Biosafety is also becoming a global concern and requires multilevel resources and international collaboration to monitor, prevent and correct accidents from unintended and malicious release and also to prevent that bioterrorists get their hands-on biologics sample to create biologic weapons of mass destruction. Even people outside of the health sector needs to be involved as in the case of the Ebola outbreak the impact that it had on businesses and travel required that private sectors, international banks together pledged more than $2 billion to combat the epidemic. The bureau of international Security and nonproliferation (ISN) is responsible for managing a broad range of U.S. nonproliferation policies, programs, agreements, and initiatives, and biological weapon is one their concerns Biosafety has its risks and benefits.
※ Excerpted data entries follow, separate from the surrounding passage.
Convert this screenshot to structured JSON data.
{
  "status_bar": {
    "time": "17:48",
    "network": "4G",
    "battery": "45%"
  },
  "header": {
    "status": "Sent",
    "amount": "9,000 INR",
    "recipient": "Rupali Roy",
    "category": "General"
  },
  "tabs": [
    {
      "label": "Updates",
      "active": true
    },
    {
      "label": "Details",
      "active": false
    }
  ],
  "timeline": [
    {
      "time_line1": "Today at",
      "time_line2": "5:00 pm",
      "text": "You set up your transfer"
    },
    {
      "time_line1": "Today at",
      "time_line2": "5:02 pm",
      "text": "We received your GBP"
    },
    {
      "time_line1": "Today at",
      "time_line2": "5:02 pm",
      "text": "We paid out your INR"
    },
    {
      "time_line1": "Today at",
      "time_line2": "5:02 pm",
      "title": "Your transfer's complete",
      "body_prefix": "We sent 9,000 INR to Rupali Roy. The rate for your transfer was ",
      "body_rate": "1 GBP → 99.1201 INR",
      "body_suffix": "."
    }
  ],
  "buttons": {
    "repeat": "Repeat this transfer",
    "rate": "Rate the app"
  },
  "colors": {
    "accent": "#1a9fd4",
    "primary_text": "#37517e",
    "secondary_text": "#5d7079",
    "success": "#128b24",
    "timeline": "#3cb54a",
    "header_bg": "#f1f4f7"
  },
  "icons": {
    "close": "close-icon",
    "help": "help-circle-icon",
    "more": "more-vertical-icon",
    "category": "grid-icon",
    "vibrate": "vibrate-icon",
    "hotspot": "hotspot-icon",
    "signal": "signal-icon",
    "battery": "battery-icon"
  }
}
All stakeholders must try to find a balance between cost-effectiveness of safety measures and use evidence-based safety practices and recommendations, measure the outcomes and consistently reevaluate the potential benefits that biosafety represents for human health. Biosafety level designations are based on a composite of the design features, construction, containment facilities, equipment, practices and operational procedures required for working with agents from the various risk groups.
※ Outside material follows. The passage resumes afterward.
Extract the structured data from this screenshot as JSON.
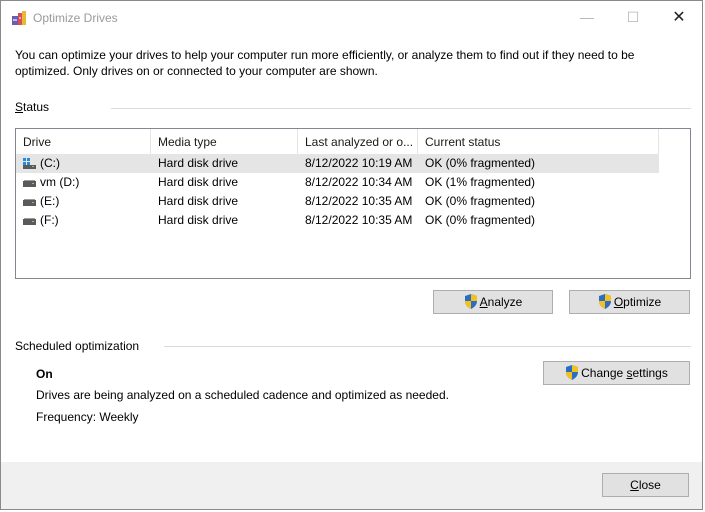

Classification of biohazardous materials is subjective and the risk assessment is determined by the individuals most familiar with the specific characteristics of the organism. There are several factors taken into account when assessing an organism and the classification process.
  1. Risk Group 1: (no or low individual and community risk) A microorganism that is unlikely to cause human or animal disease.
  2. Risk Group 2 : (moderate individual risk, low community risk) A pathogen that can cause human or animal disease but is unlikely to be a serious hazard to laboratory workers, the community, livestock or the environment. Laboratory exposures may cause serious infection, but effective treatment and preventive measures are available and the risk of spread of infection is limited.
  3. Risk Group 3 : (high individual risk, low community risk) A pathogen that usually causes serious human or animal disease but does not ordinarily spread from one infected individual to another. Effective treatment and preventive measures are available.
  4. Risk Group 4 : (high individual and community risk) A pathogen that usually causes serious human or animal disease and that can be readily transmitted from one individual to another, directly or indirectly. Effective treatment and preventive measures are not usually available.
Investigations have shown that there are hundreds of unreported biosafety accidents, with laboratories self-policing the handling of biohazardous materials and lack of reporting. Poor record keeping, improper disposal, and mishandling biohazardous materials result in increased risks of biochemical contamination for both the public and environment.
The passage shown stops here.